The White Mountains of New Hampshire contain an unusual patch of woods known as the Hubbard Brook Experimental Forest. While its nearly 8,000 acres of hemlock, red spruce, sugar maple and other trees may not visually distinguish it from neighboring landscapes, Hubbard Brook has been home to some of the past half-century’s biggest discoveries in forest science, particularly around acid rain and clear-cutting. What is it about the Hubbard Brook forest that makes it so valuable for research?
The answer, in part, is the site’s geography. The research station nestled in the lush Hubbard Brook valley has been operating since 1955, when the US Forest Service selected the site to study precipitation and streamflow. Gene Likens, an ecologist at the Cary Institute of Ecosystem Studies who co-founded a long-term ecosystem study at Hubbard Brook, says that what made the site valuable for research over 60 years ago remains today: a bowl-shaped valley, homogenous vegetation and geology and a relatively watertight riverbed, so that water flow can be measured accurately.
“We started with a simple metaphor that, could we use the chemistry of stream water much like a physician uses the chemistry of blood and urine, and so if that chemistry changes or is different than we expect, then something may be going on,” Likens says.
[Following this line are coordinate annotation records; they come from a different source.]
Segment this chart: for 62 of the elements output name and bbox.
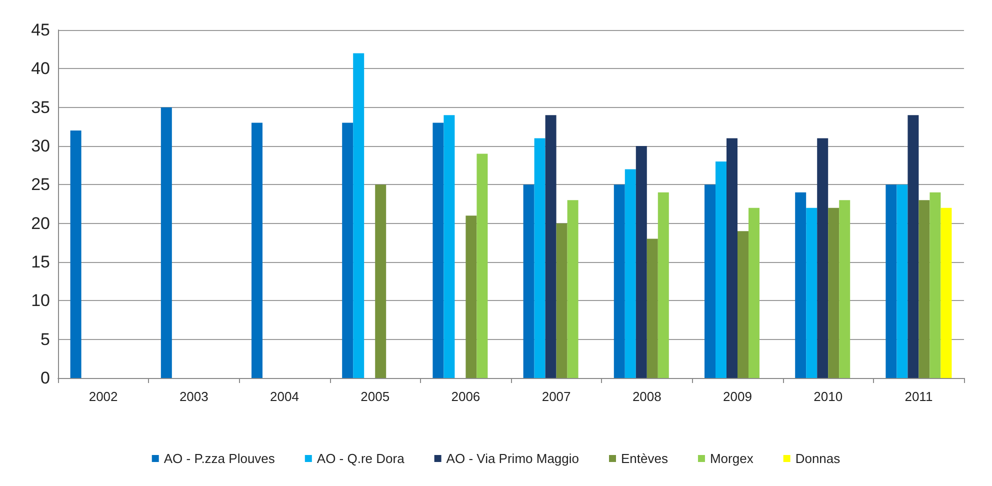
bar <box>918 200 930 378</box>
bar <box>828 208 840 378</box>
bar <box>806 208 818 378</box>
bar <box>839 200 850 378</box>
x-tick-label: 2009 <box>723 389 752 404</box>
bar <box>795 192 806 378</box>
y-tick-label: 40 <box>31 59 50 78</box>
x-tick-label: 2008 <box>632 389 662 404</box>
bar <box>658 192 669 378</box>
bar <box>886 184 897 378</box>
bar <box>908 115 919 378</box>
bar <box>375 184 386 378</box>
legend-label: Morgex <box>710 451 754 466</box>
legend-label: Entèves <box>621 451 668 466</box>
bar <box>432 122 444 378</box>
bar <box>704 184 716 378</box>
y-tick-label: 30 <box>31 136 50 156</box>
bar <box>614 184 625 378</box>
bar <box>817 138 828 378</box>
legend-label: AO - Q.re Dora <box>316 451 406 466</box>
bar <box>534 138 546 378</box>
bar <box>160 107 172 378</box>
x-tick-label: 2005 <box>360 389 390 404</box>
x-tick-label: 2011 <box>904 389 933 404</box>
x-tick-label: 2002 <box>88 389 118 404</box>
bar <box>716 161 726 378</box>
bar <box>466 216 477 378</box>
bar <box>476 154 488 378</box>
bar <box>444 115 455 378</box>
bar <box>556 223 568 378</box>
bar <box>567 200 578 378</box>
bar <box>70 130 82 378</box>
y-tick-label: 10 <box>31 291 50 310</box>
bar <box>624 169 636 378</box>
y-tick-label: 45 <box>31 20 50 40</box>
bar <box>636 146 647 378</box>
y-tick-label: 20 <box>31 214 50 233</box>
bar <box>646 238 658 378</box>
bar <box>930 192 941 378</box>
legend-label: AO - P.zza Plouves <box>164 451 276 466</box>
bar <box>252 122 262 378</box>
y-tick-label: 15 <box>31 252 50 272</box>
bar <box>342 122 354 378</box>
x-tick-label: 2004 <box>270 389 299 404</box>
bar <box>523 184 534 378</box>
legend-label: AO - Via Primo Maggio <box>446 451 580 466</box>
bar <box>738 231 748 378</box>
bar <box>748 208 760 378</box>
y-tick-label: 5 <box>40 330 50 349</box>
y-tick-label: 0 <box>40 368 50 388</box>
legend-label: Donnas <box>795 451 841 466</box>
bar <box>545 115 556 378</box>
x-tick-label: 2006 <box>451 389 480 404</box>
bar <box>726 138 738 378</box>
bar <box>353 53 364 378</box>
x-tick-label: 2003 <box>179 389 208 404</box>
y-tick-label: 35 <box>31 98 50 117</box>
x-tick-label: 2010 <box>814 389 843 404</box>
y-tick-label: 25 <box>31 175 50 194</box>
x-tick-label: 2007 <box>542 389 571 404</box>
bar <box>896 184 908 378</box>
bar <box>940 208 952 378</box>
Over the decades, the longitudinal studies at Hubbard Brook have led Likens and other scientists to important discoveries about the health of the entire forest ecosystem. In July 1963, a rain sample collected by Likens’ team at Hubbard Brook was about 100 times more acidic than the team thought it should be. Acid rain wasn’t the obvious answer because little was known about its effects.
“We wondered if it was some mistake we were making,” Likens says.
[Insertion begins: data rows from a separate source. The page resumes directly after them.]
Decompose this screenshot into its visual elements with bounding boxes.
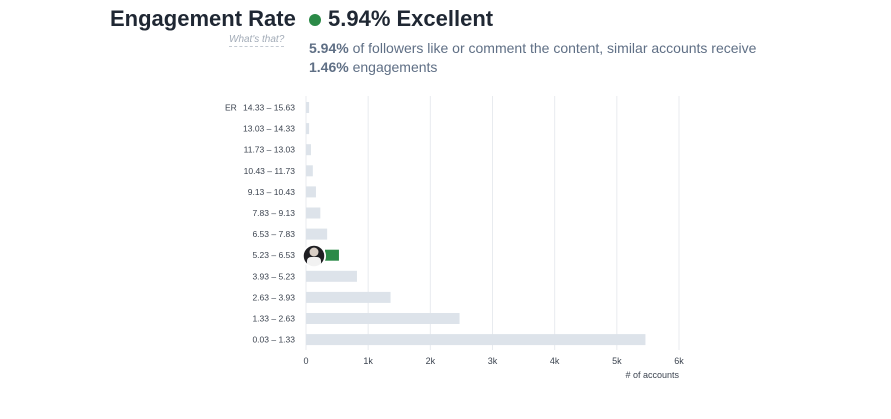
whats-that-link[interactable]: What's that? bbox=[229, 34, 285, 47]
desc-text-2: engagements bbox=[352, 59, 438, 75]
bar bbox=[306, 186, 316, 198]
bar bbox=[306, 207, 321, 219]
x-tick-label: 2k bbox=[426, 356, 436, 366]
account-avatar-icon bbox=[302, 244, 326, 268]
y-tick-label: 14.33 – 15.63 bbox=[243, 103, 295, 113]
y-tick-label: 7.83 – 9.13 bbox=[252, 208, 295, 218]
y-tick-label: 2.63 – 3.93 bbox=[252, 292, 295, 302]
x-tick-label: 4k bbox=[550, 356, 560, 366]
y-tick-label: 6.53 – 7.83 bbox=[252, 229, 295, 239]
x-tick-label: 1k bbox=[363, 356, 373, 366]
bar bbox=[306, 334, 646, 346]
bar bbox=[306, 144, 311, 156]
page-title: Engagement Rate bbox=[110, 6, 296, 31]
y-tick-label: 0.03 – 1.33 bbox=[252, 335, 295, 345]
y-tick-label: 1.33 – 2.63 bbox=[252, 314, 295, 324]
y-tick-label: 11.73 – 13.03 bbox=[244, 145, 296, 155]
bar bbox=[306, 123, 310, 135]
bar bbox=[306, 228, 328, 240]
x-tick-label: 3k bbox=[488, 356, 498, 366]
desc-text: of followers like or comment the content… bbox=[352, 40, 757, 56]
desc-value: 5.94% bbox=[309, 40, 349, 56]
y-tick-label: 9.13 – 10.43 bbox=[248, 187, 296, 197]
bar bbox=[306, 291, 391, 303]
bar bbox=[306, 165, 313, 177]
y-tick-label: 5.23 – 6.53 bbox=[252, 250, 295, 260]
bar bbox=[306, 313, 460, 324]
engagement-description: 5.94% of followers like or comment the c… bbox=[309, 39, 779, 77]
bar bbox=[306, 270, 357, 282]
y-tick-label: 3.93 – 5.23 bbox=[252, 271, 295, 281]
y-axis-prefix: ER bbox=[225, 103, 237, 113]
status-dot-icon bbox=[309, 14, 321, 26]
y-tick-label: 13.03 – 14.33 bbox=[243, 124, 295, 134]
bar bbox=[306, 102, 310, 113]
desc-value-2: 1.46% bbox=[309, 59, 349, 75]
engagement-score: 5.94% Excellent bbox=[328, 6, 494, 31]
y-tick-label: 10.43 – 11.73 bbox=[244, 166, 296, 176]
x-axis-title: # of accounts bbox=[625, 370, 679, 380]
x-tick-label: 6k bbox=[674, 356, 684, 366]
highlight-bar bbox=[325, 249, 339, 261]
x-tick-label: 5k bbox=[612, 356, 622, 366]
x-tick-label: 0 bbox=[303, 356, 308, 366]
But after finding evidence of the phenomenon elsewhere on the East Coast, Likens, and his collaborator, Herb Bormann, published a paper on acid rain in Science magazine. They’d found that coal and oil being burned in the Midwest were emitting sulfur dioxides and nitrogen oxides, which were then transported in the atmosphere. There, the particles reacted with water molecules to become acidic, later coming down as acid rain in places like Hubbard Brook.
“That paper was picked up by the New York Times and featured on the front page, and that changed my life forever,” Likens says.
The discovery of acid rain at Hubbard Brook also set the stage for action. In 1990, President George H. W. Bush signed into law the first Clean Air Act amendments dealing specifically with reducing acid rain. Likens says that rain acidity in the Hubbard Brook Experimental Forest is now about 80 percent less than its peak in 1970, but even so, he can still see its effects.
“Standing right here, this forest looks quite healthy,” Likens says. “I mean, it’s green, it’s lush, but particularly in the upper elevations, in the places where we’ve done detailed studies, we know that it’s not, particularly the sugar maple. … The acidities that we’re talking about are enough to mobilize aluminum. Aluminum is toxic to fine roots of trees, and so sugar maple have responded to that with a much increased mortality.”
Climate change patterns are also recorded in the Hubbard Brook station’s long data set. Dick Holmes is a Dartmouth College biology professor who’s also studied the forest for many years. (He co-authored "Hubbard Brook: The Story of a Forest Ecosystem" with Likens). Holmes says that decades’ worth of temperature and precipitation records tell a foreboding story about spring’s early arrival. Trees are leafing out earlier than they were even 20 years ago.
“This has an effect on the animal populations, in terms of when the birds arrive and when the insects start to become abundant and affect the timing of breeding of animal species that are living here in the forest,” Holmes says. “So far, we haven't detected a negative effect. The birds, for instance, seem to be adjusting to that time shift, but if it gets to be early enough it could impact their success.”
Research done at Hubbard Brook has even changed how lumber is harvested in American forests. For one experiment, Holmes and Likens clear-cut an area in one of the nine watersheds leading into the main brook, leaving the logged timber as debris on the forest floor.
“One of the results was that the water flow from that system increased drastically,” Holmes says. “Then, when the chemistry of the water was sampled, it was found that the nitrate level in the water was very, very high. In fact, it was so high that it didn't meet the public health standards. So removing vegetation changed the water chemistry, making it less suitable for human use.”
The Forest Service now limits clear-cuts to 100 acres or less, a regulation based in part on the research Likens and Holmes conducted at Hubbard Brook. Likens says that even after the 1990 Clean Air Act amendments reduced the source of acid rain, it’s important to keep tweaking forest management like this, to grow healthier forests.
“That's the main thing, cutting back on what's causing the problem — and then management manipulations that might be helpful on a more local scale,” Likens says. “This system provides us with clean air, clean water, I mean, all those ecosystem services that we as humans depend upon.”
This story is based on an interview that aired on PRI’s Living on Earth with Steve Curwood.